Statements of Interest of Amici

Disclosure Statement of the D.C. Chapter of the League of Women Voters

The D.C. Chapter of the League of Women Voters, as part of the national League of Women Voters, is dedicated to public education regarding the electoral process. The League is a well known publisher of non-partisan voting guides, which serve to provide information to the electorate about the issues and the candidates appearing on the ballot. The efficient and fair functioning of the electoral process is of primary concern to the League. Therefore, we feel strongly that in order to guarantee a free, democratic, and open electoral process, it is important that when votes are cast, either for or against a candidate or in favor or in opposition of a ballot initiative, those votes should be counted and made known to the public. As citizens, District residents are entitled to know the results of balloting with regard to the Initiative 59 measure, and we join in this effort as a friend of the court to advocate for the rights of the citizens of the District.
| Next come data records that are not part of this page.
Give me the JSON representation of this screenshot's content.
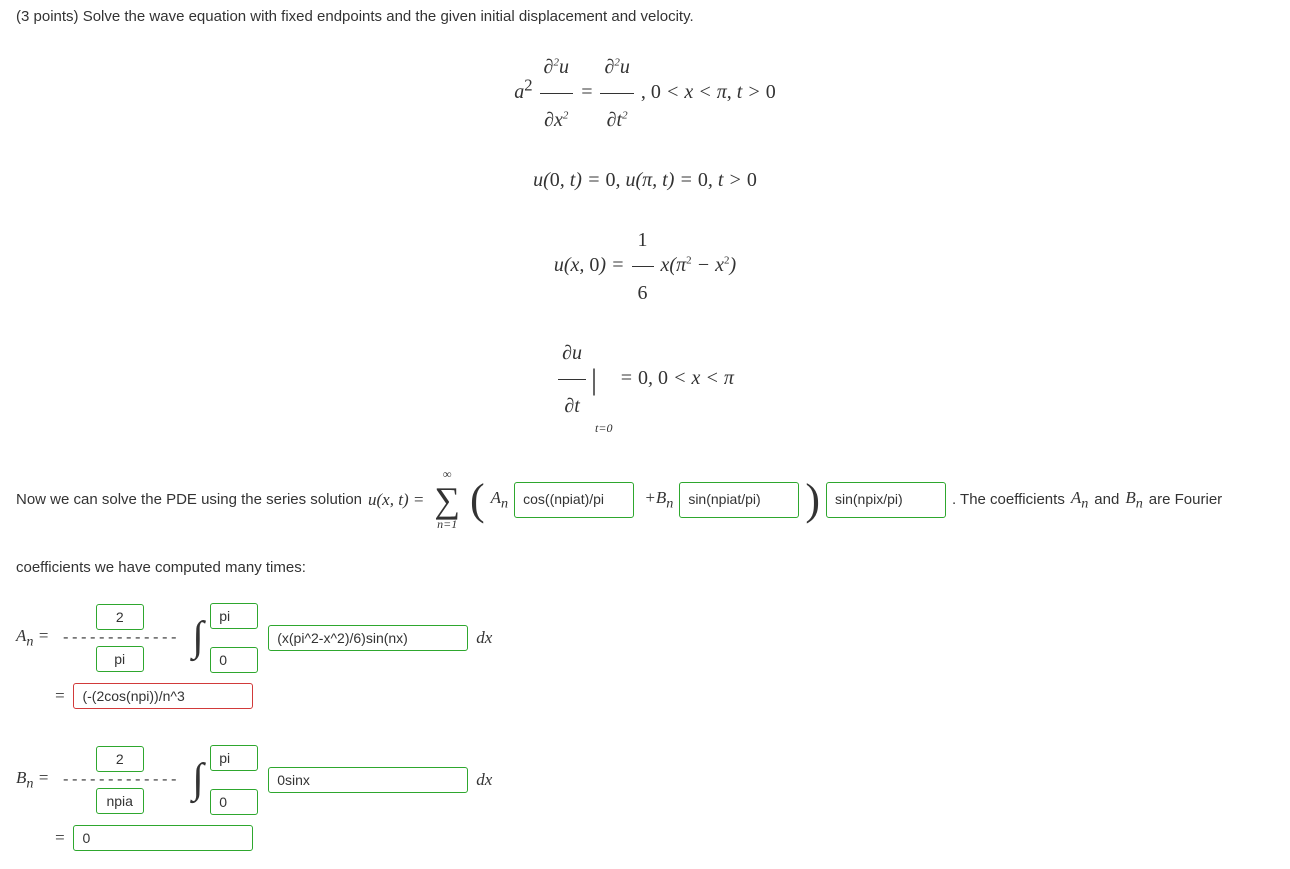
{
  "problem": {
    "points_label": "(3 points) Solve the wave equation with fixed endpoints and the given initial displacement and velocity.",
    "eq1": "a² ∂²u/∂x² = ∂²u/∂t² , 0 < x < π, t > 0",
    "eq2": "u(0, t) = 0, u(π, t) = 0, t > 0",
    "eq3": "u(x, 0) = (1/6) x(π² − x²)",
    "eq4": "∂u/∂t |_{t=0} = 0, 0 < x < π"
  },
  "narrative": {
    "part1": "Now we can solve the PDE using the series solution ",
    "series_lhs": "u(x, t) = ",
    "sum_upper": "∞",
    "sum_lower": "n=1",
    "An_label": "Aₙ",
    "cos_arg": "cos((npiat)/pi",
    "plus_Bn": " +Bₙ",
    "sin_arg": "sin(npiat/pi)",
    "outer_sin": "sin(npix/pi)",
    "part2": ". The coefficients ",
    "A_symbol": "Aₙ",
    "and_text": " and ",
    "B_symbol": "Bₙ",
    "part3": " are Fourier",
    "part4": "coefficients we have computed many times:"
  },
  "An": {
    "lhs": "Aₙ = ",
    "frac_num": "2",
    "frac_den": "pi",
    "int_upper": "pi",
    "int_lower": "0",
    "integrand": "(x(pi^2-x^2)/6)sin(nx)",
    "dx": "dx",
    "equals": "= ",
    "result": "(-(2cos(npi))/n^3"
  },
  "Bn": {
    "lhs": "Bₙ = ",
    "frac_num": "2",
    "frac_den": "npia",
    "int_upper": "pi",
    "int_lower": "0",
    "integrand": "0sinx",
    "dx": "dx",
    "equals": "= ",
    "result": "0"
  }
}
Disclosure Statement of the D.C. Chapter of the Republican National African-American Council

The District of Columbia Chapter of the Republican National African-American Council (DC-RNAC) is the Washington, D.C., affiliate of the Republican National African-American Council, a grass-roots organization of African-American members of the Republican Party who are dedicated to the promotion of Republican Party principles in the African-American community and the expansion of the Republican Party in the African-American community. With nearly 200 members and supporters, DC-RNAC is active and involved in District of Columbia political and community affairs. As citizens and taxpayers of the District of Columbia, members of DC-RNAC believe that their constitutional rights have been abridged by the action of Congress preventing the District from conducting an election on Initiative 59.
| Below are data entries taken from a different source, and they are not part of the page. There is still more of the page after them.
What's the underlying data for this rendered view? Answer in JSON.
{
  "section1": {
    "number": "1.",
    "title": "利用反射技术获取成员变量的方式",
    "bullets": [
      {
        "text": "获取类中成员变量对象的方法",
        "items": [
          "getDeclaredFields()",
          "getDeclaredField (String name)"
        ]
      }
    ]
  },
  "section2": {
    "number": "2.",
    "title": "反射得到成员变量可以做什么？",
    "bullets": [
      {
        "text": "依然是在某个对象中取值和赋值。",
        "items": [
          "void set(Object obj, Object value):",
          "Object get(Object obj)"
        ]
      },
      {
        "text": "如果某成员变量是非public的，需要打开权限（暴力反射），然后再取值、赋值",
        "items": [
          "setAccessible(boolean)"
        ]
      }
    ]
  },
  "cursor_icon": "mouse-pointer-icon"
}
Disclosure Statement of the D.C. Democratic State Committee

The D.C. Democratic State Committee is the official local entity of the Democratic Party in the District of Columbia. Consisting of seventy-two members, the Democratic State Committee is responsible for the coordination of Democratic Party activities in the District, including the nomination of candidates for regular and special elections, including the appointment of candidates to fill out un-expired Democratic seats in the city government. The D.C. Democratic State Committee is very concerned about the integrity of the electoral process in Washington, and as such, is very concerned about the Board of Elections and Ethics’ decision not to release or certify the results of the Initiative 59 ballot. We join in this petition as strong supporters of stable democratic process and an efficient and open system of elections.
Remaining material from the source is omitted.